Ils sont ressortis libres, mais les investigations se poursuivent. La garde à vue des trois policiers du commissariat de Sarcelles (Val-d’Oise), soupçonnés de violences et de viol sur un homme gardé à vue, a été levée mardi 21 avril, a confirmé le parquet de Pontoise, précisant que « les gardes à vue avaient été levées pour poursuite d’enquête »
.
Plusieurs lésions constatées sur le corps de la victime
Ces trois policiers, convoqués mardi matin à l’Inspection générale de la police nationale (IGPN), « la police des polices », avaient été placés en garde à vue dans le cadre d’une enquête ouverte par le parquet de Pontoise pour violences ayant entraîné une incapacité totale de travail inférieure à huit jours, commises en réunion et par des personnes dépositaires de l’autorité publique, ainsi que pour viol par personne abusant de l’autorité que lui confèrent ses fonctions.
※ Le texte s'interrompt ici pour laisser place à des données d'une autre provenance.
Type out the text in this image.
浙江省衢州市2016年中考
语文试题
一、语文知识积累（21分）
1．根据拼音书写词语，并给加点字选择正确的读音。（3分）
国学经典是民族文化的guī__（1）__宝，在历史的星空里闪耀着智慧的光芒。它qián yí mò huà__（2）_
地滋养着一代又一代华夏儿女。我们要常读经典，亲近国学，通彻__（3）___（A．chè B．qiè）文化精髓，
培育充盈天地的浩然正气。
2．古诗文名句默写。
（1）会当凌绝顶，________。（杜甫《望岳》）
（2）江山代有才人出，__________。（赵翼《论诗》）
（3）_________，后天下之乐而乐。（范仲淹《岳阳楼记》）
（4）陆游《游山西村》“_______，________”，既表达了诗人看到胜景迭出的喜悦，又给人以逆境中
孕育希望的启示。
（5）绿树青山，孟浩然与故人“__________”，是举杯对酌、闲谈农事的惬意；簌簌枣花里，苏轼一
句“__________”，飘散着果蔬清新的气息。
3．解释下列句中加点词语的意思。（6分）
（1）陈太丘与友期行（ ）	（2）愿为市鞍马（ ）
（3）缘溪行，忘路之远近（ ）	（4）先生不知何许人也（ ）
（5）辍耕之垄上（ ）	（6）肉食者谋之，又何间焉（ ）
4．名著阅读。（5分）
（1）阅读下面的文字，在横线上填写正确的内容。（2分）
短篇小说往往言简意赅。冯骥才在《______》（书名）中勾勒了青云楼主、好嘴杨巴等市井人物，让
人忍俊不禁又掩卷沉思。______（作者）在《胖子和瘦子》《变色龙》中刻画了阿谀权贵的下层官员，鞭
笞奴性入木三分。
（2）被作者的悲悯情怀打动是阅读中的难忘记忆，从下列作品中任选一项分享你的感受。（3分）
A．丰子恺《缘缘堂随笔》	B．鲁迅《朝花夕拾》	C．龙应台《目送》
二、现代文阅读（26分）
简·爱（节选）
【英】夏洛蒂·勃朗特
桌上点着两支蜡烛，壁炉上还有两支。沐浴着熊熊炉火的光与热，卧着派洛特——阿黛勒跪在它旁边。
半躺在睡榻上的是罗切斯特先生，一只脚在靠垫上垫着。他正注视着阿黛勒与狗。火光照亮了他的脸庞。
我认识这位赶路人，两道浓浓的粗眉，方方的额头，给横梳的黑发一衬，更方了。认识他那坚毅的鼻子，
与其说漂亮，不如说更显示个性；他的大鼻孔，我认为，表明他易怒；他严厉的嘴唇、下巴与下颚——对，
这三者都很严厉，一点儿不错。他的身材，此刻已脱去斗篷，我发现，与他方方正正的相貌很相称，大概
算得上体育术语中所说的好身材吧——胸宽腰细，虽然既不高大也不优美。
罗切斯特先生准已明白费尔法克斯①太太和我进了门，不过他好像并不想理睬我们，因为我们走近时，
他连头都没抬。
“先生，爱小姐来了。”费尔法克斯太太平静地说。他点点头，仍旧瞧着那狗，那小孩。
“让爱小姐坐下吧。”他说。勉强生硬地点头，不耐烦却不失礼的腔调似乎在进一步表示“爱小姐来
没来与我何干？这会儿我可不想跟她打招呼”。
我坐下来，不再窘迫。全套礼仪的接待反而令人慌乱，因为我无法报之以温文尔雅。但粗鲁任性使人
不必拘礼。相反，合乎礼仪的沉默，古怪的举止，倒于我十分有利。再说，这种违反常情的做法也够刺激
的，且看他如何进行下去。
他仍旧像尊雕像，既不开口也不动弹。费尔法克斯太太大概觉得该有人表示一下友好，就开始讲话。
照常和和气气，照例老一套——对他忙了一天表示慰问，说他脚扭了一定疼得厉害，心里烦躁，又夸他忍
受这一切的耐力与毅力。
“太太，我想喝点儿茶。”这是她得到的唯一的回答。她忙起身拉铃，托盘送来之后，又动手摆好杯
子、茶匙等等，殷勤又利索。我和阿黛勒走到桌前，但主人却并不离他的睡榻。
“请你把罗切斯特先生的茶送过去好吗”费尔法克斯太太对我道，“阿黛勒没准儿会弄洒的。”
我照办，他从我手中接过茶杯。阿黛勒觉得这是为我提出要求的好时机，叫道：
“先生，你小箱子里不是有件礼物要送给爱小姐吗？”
Cette enquête fait suite à une plainte d’un homme arrêté pour détention de stupéfiants et placé en garde à vue dans la nuit du 17 au 18 avril, souligne une source policière à TF1-LCI. Il a affirmé avoir été frappé par les trois policiers lors de sa garde à vue et avoir été violé avec une matraque télescopique. Plusieurs lésions ont été constatées sur le corps de l’homme, dont une au niveau de la zone rectale, mais pas « significative »
, a indiqué une source proche du dossier à TF1-LCI. Cette même source a ajouté qu’il était toutefois difficile d’établir une causalité avec les faits dénoncés par la victime.
De leur côté, les fonctionnaires ont assuré que le gardé à vue, connu des services de police, « se serait montré extrêmement injurieux et violent »
et qu’une altercation aurait éclaté après que ce dernier se serait enfermé dans les toilettes, refusant d’en sortir, selon les informations du Parisien
. L’homme avait été relâché à l’issue de sa garde à vue et les faits de détention de stupéfiants qui lui étaient reprochés ont fait l’objet d’un classement sans suite.